LA Dating: Losing Battle
What is the logical reasoning for us wanting something that we cannot have? With so many fish in the sea I still don’t understand why we go after someone that is not interested in us. Is it honestly possible to genuinely change a person’s heart with persistence?
Most of the time if it was a no-go from the get-go then you should probably just let-go.
I definitely think that people can develop love for one another after spending copious amounts of time learning things about each other. Opening up to another individual with your feeling, fears and family issues is a big deal and not everyone gets that privilege. You have to be extremely “special” to receive that top-secret information. Most of us just give the bare synopses to the passerbyers and only a select few get the key to the diary.
Actually falling in love with someone is a feeling that consumes your very wellbeing. You think about that person 24/7, your face lights up when you get a text or a call from them, and all you want to do is make them happy; some might call it “True Love”. We don’t hear this often because the only people that have experienced this are couples from the 60’s that “found love in a hopeless place” and are currently in their 30th year of marital bliss.

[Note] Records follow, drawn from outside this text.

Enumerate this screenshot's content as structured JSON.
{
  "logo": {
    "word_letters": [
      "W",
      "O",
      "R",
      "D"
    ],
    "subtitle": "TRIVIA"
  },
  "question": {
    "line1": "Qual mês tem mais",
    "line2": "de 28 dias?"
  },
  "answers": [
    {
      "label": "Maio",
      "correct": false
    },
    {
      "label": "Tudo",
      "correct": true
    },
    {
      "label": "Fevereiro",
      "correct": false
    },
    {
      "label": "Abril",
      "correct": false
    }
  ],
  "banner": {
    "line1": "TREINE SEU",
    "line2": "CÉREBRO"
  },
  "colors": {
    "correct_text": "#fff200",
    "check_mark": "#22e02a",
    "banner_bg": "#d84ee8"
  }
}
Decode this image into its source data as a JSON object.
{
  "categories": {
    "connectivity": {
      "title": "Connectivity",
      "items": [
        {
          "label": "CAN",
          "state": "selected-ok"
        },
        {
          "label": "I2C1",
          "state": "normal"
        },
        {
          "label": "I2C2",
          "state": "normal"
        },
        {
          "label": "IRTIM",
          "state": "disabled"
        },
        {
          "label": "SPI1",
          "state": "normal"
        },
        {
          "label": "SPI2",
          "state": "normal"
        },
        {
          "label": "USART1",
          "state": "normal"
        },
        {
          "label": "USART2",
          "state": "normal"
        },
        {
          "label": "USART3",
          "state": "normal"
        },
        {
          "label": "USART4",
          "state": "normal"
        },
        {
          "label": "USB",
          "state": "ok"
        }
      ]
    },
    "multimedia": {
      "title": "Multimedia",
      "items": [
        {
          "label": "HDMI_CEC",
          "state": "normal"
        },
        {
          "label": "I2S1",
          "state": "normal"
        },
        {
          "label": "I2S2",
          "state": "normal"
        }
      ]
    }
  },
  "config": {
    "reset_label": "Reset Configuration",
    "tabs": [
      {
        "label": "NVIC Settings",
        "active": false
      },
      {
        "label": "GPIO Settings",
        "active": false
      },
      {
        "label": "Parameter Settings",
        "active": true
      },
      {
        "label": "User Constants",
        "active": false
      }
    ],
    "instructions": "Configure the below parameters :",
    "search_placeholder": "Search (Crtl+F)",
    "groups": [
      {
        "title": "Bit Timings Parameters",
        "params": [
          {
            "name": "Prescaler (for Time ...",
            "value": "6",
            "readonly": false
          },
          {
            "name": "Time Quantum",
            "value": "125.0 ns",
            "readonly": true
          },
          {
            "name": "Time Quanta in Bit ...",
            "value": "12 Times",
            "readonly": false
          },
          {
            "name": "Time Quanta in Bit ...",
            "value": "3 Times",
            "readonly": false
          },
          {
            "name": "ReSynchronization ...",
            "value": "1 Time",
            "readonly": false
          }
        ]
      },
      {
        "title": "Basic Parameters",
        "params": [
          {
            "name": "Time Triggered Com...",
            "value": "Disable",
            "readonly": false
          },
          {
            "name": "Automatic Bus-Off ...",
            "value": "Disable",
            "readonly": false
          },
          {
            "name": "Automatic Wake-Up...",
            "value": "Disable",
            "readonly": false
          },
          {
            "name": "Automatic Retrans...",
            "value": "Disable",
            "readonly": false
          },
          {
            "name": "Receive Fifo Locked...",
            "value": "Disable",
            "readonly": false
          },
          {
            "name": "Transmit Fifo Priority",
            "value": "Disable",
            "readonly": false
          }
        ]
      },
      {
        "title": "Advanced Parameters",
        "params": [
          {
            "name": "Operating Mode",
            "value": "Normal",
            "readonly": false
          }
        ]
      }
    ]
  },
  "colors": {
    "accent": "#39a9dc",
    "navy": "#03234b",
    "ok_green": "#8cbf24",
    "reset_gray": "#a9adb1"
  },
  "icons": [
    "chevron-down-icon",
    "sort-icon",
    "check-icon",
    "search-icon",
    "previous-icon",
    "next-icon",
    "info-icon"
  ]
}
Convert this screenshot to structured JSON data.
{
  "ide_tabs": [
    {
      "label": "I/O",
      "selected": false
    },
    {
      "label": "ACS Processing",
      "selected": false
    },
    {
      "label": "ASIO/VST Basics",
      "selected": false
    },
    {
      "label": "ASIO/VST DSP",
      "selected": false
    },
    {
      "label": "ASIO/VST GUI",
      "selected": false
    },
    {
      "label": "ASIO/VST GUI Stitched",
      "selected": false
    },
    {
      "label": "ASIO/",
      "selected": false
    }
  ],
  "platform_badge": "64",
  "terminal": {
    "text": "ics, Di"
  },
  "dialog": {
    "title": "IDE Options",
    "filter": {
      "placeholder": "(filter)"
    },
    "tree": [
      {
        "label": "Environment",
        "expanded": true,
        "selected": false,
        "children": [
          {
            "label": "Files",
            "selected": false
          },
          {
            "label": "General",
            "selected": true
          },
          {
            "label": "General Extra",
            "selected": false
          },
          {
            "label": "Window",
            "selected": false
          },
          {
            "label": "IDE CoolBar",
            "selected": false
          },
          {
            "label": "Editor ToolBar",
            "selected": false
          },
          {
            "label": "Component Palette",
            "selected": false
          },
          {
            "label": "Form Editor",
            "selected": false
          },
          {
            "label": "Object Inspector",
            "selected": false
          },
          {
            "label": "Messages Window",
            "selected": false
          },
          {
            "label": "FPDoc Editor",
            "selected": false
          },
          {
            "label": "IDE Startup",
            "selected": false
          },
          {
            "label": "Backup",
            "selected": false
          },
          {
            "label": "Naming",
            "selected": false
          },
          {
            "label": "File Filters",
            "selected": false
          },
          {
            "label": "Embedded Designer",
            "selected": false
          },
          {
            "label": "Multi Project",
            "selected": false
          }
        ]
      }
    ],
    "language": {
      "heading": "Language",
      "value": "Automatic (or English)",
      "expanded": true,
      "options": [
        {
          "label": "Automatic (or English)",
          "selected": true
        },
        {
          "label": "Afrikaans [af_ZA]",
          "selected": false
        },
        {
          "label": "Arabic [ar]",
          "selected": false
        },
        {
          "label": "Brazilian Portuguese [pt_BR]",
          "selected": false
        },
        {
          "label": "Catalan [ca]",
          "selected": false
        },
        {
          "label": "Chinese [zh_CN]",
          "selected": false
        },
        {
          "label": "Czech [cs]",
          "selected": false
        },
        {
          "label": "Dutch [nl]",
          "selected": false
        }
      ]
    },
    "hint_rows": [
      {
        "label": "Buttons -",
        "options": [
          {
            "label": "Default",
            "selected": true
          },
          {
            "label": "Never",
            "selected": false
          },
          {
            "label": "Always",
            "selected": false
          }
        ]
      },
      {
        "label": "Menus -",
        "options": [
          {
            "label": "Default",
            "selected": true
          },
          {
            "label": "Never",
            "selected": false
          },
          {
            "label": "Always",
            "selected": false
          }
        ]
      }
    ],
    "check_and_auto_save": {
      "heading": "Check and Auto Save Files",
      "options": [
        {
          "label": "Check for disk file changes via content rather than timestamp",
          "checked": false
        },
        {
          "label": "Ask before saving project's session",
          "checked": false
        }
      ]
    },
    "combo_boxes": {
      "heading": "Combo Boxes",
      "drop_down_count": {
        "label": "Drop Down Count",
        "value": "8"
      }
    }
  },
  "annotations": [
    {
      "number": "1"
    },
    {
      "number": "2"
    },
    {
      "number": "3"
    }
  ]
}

So, if one person falls in love with a “special” someone but the other person doesn’t feel the same way about him or her, what happens next? Do you move on and give up or do you stick it out for a while and see if you can change their mind?
I for one have been running after my ex like a sad puppy for almost three years. I know that sounds extremely pathetic, downright embarrassing and I’m not proud of it. I fell HARD for him and unfortunately he didn’t feel the same way about me. I didn’t want to give up so I thought that I would do the unthinkable and try to change his mind with time (not a good call on my part). I figured that if I was there for him emotionally and physically, long enough, then he would come to his senses and realize that I was his rock and would go above and beyond to make him happy. After almost three years I knew him like the back of my hand so that comfort level was definitely there since I knew all of his likes, dislikes and future goals. I was his number one fan but he didn’t see it, so this weekend I finally threw in the towel and gave up.
Here’s the skinny; having mutual friends, I saw him at the same pool party and got instant butterflies in my stomach. He was running on 3 hours of sleep and a few too many bottles of booze so I wasn’t amused in the least bit with his behavior.
Right away I knew that something was off. I didn’t feel a certain way that I usually felt when I saw him. Meaning the spark was gone! He was distant and cold, the fireworks that we usually had were missing, and there was a huge physical gap between us. He wasn’t trying to talk to me at all and I wasn’t really reciprocating either. I knew right there and then that I no longer wanted to chase this mirage since all of my efforts went down the drain along with my dignity.
He had zero respect for me and made it very clear with his actions and verbal insults.
I can’t help but wonder if he actually caved in and become my boyfriend would I even want him anymore? Was I chasing him all this time because he was unattainable and didn’t even actually love him, just the idea of him? No, no, no… I definitely loved him, 100%, and cared about him more than anyone but I made some poor decisions throughout our affair.
It’s sad to say but after this weekend I really feel like a bozo for wasting all this time on someone that had no intension of ever giving me the time of day.
Well, all that I can say is lesson learned! Chasing after someone is never a good idea and reeks of desperation. If the spark isn’t there from the start, don’t linger around hoping to change his mind; it’s a losing battle.
They say that if you love something let it go, if it comes back then it’s meant to be. Let fate decide your destiny, never force it.